IDNUSA - Ketua Mahkamah Konstitusi (MK) Arief Hidayat mengaku tidak mengetahui pertemuan antara Hakim MK Patrialis Akbar dengan perantara suapnya, Kamaludin membicarakan perkara uji materiil UU Nomor 41 Tahun 2014 di luar waktu sidang. Menurut Arief, terdapat prosedur yang ketat di MK bagi para pihak untuk bertemu dengan hakim.
"Saya tidak tahu persis. Yang tahu adalah rekaman CCTV dan untuk bisa ketemu hakim di MK itu harus mendaftar KTP-nya ditinggal, nomor handphone-nya ditinggal. Dan itu atas seizin hakim yang bersangkutan," kata Arief usai menjalani pemeriksaan sebagai saksi di KPK, Jakarta, Kamis (16/2).
Diperiksa sejak pagi, Arief mengaku dimintai keterangan oleh penyidik soal alur penanganan perkara di MK. Mulai dari register perkara hingga putusan dibacakan.

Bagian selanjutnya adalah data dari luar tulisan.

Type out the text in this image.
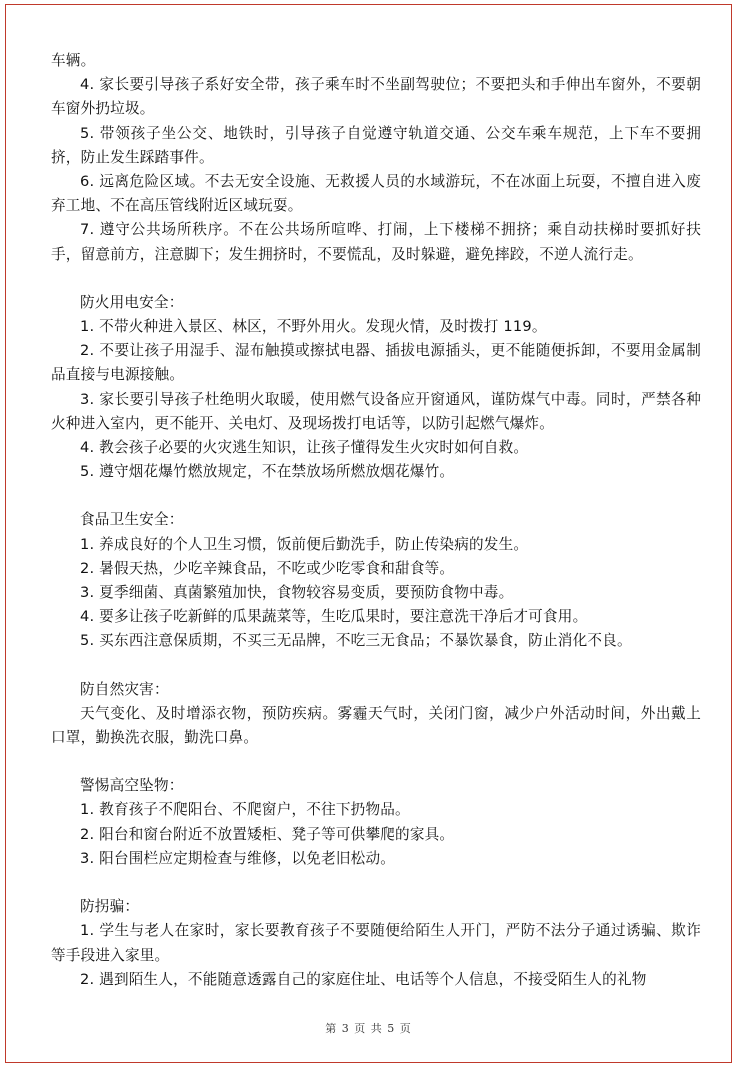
车辆。

4. 家长要引导孩子系好安全带，孩子乘车时不坐副驾驶位；不要把头和手伸出车窗外，不要朝车窗外扔垃圾。

5. 带领孩子坐公交、地铁时，引导孩子自觉遵守轨道交通、公交车乘车规范，上下车不要拥挤，防止发生踩踏事件。

6. 远离危险区域。不去无安全设施、无救援人员的水域游玩，不在冰面上玩耍，不擅自进入废弃工地、不在高压管线附近区域玩耍。

7. 遵守公共场所秩序。不在公共场所喧哗、打闹，上下楼梯不拥挤；乘自动扶梯时要抓好扶手，留意前方，注意脚下；发生拥挤时，不要慌乱，及时躲避，避免摔跤，不逆人流行走。

防火用电安全：

1. 不带火种进入景区、林区，不野外用火。发现火情，及时拨打 119。

2. 不要让孩子用湿手、湿布触摸或擦拭电器、插拔电源插头，更不能随便拆卸，不要用金属制品直接与电源接触。

3. 家长要引导孩子杜绝明火取暖，使用燃气设备应开窗通风，谨防煤气中毒。同时，严禁各种火种进入室内，更不能开、关电灯、及现场拨打电话等，以防引起燃气爆炸。

4. 教会孩子必要的火灾逃生知识，让孩子懂得发生火灾时如何自救。

5. 遵守烟花爆竹燃放规定，不在禁放场所燃放烟花爆竹。

食品卫生安全：

1. 养成良好的个人卫生习惯，饭前便后勤洗手，防止传染病的发生。

2. 暑假天热，少吃辛辣食品，不吃或少吃零食和甜食等。

3. 夏季细菌、真菌繁殖加快，食物较容易变质，要预防食物中毒。

4. 要多让孩子吃新鲜的瓜果蔬菜等，生吃瓜果时，要注意洗干净后才可食用。

5. 买东西注意保质期，不买三无品牌，不吃三无食品；不暴饮暴食，防止消化不良。

防自然灾害：

天气变化、及时增添衣物，预防疾病。雾霾天气时，关闭门窗，减少户外活动时间，外出戴上口罩，勤换洗衣服，勤洗口鼻。

警惕高空坠物：

1. 教育孩子不爬阳台、不爬窗户，不往下扔物品。

2. 阳台和窗台附近不放置矮柜、凳子等可供攀爬的家具。

3. 阳台围栏应定期检查与维修，以免老旧松动。

防拐骗：

1. 学生与老人在家时，家长要教育孩子不要随便给陌生人开门，严防不法分子通过诱骗、欺诈等手段进入家里。

2. 遇到陌生人，不能随意透露自己的家庭住址、电话等个人信息，不接受陌生人的礼物

第 3 页 共 5 页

Arief memastikan tidak melihat kejanggalan dalam proses penanganan perkara Nomor 129 mengenai uji materiil UU Peternakan dan Kesehatan Hewan itu. Menurut Arief, semua proses berjalan dengan wajar. "Tapi kalau ternyata di balik itu ada seorang hakim yang kemudian putusan itu dibocorkan keluar saya tidak tahu sama sekali," ujar Arief.
Sebagai ketua MK, kata Arief, dirinya tidak dapat serta-merta mengatur kerja para hakim konstitusi. Sebab, kedudukannya setara dengan hakim MK lainnya (primusinterpares).
"Saya itu hanya didahulukan selangkah, ditinggikan seranting. Tidak bisa mengatakan hakim harus begini, hakim ini tidak bisa begitu. Karena kedudukan kita sederajat," pungkasnya.
Patrialis ditetapkan sebagai tersangka penerima suap. KPK juga menetapkan rekan Patrialis, Kamaluddin (KM) sebagai perantara.
Selain itu, KPK juga menetapkan sebagai tersangka pemberi suap. Mereka Basuki Hariman (BHR) selaku pengusaha dan Ng Fenny (NGF) selaku sekretaris Basuki. Basuki diduga menyuap Patrialis sebesar USD 20 ribu dan SGD 200 ribu.
Suap itu diberikan terkait permohonan uji materil UU Nomor 41 Tahun 2014 tentang Peternakan dan Kesehatan Hewan. (jp)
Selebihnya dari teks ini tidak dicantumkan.